Cabezón E, Runswick M J, Leslie A G, Walker J E
The Medical Research Council Dunn Human Nutrition Unit, Hills Road, Cambridge CB2 2XY, UK.
EMBO J. 2001 Dec 17;20(24):6990-6. doi: 10.1093/emboj/20.24.6990.
In mitochondria, the hydrolytic activity of ATP synthase is regulated by an inhibitor protein, IF(1). Its binding to ATP synthase depends on pH, and below neutrality, IF(1) is dimeric and forms a stable complex with the enzyme. At higher pH values, IF(1) forms tetramers and is inactive. In the 2.2 A structure of the bovine IF(1) described here, the four monomers in the asymmetric unit are arranged as a dimer of dimers. Monomers form dimers via an antiparallel alpha-helical coiled coil in the C-terminal region. Dimers are associated into oligomers and form long fibres in the crystal lattice, via coiled-coil interactions in the N-terminal and inhibitory regions (residues 14-47). Therefore, tetramer formation masks the inhibitory region, preventing IF(1) binding to ATP synthase.
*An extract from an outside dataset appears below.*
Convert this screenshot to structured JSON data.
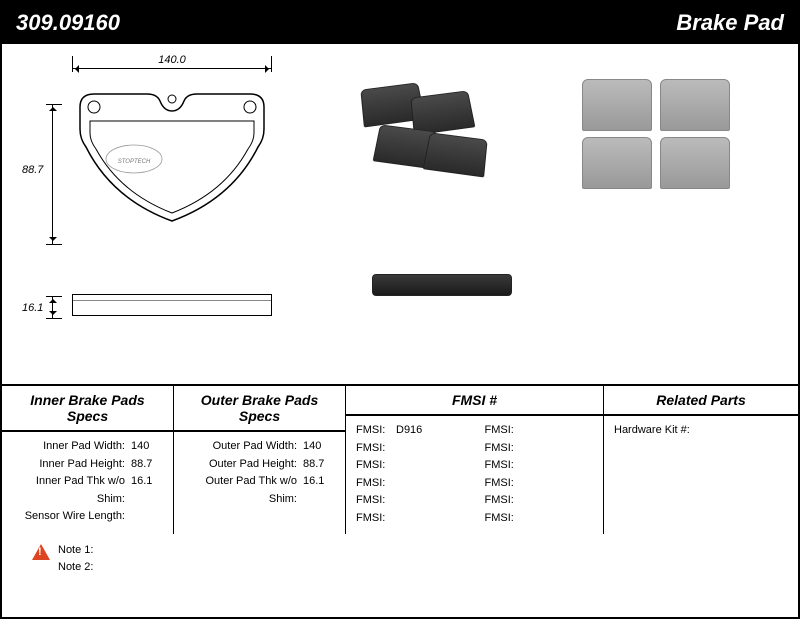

在线粒体中,ATP合酶的水解活性受抑制蛋白IF(1)调控。它与ATP合酶的结合取决于pH值,在中性pH以下,IF(1)呈二聚体形式,并与该酶形成稳定复合物。在较高pH值时,IF(1)形成四聚体且无活性。在此处描述的牛IF(1)的2.2埃结构中,不对称单元中的四个单体排列成二聚体的二聚体。单体通过C端区域的反平行α-螺旋卷曲螺旋形成二聚体。二聚体通过N端和抑制区域(第14至47位残基)中的卷曲螺旋相互作用聚合成寡聚体,并在晶格中形成长纤维。因此,四聚体的形成掩盖了抑制区域,阻止IF(1)与ATP合酶结合。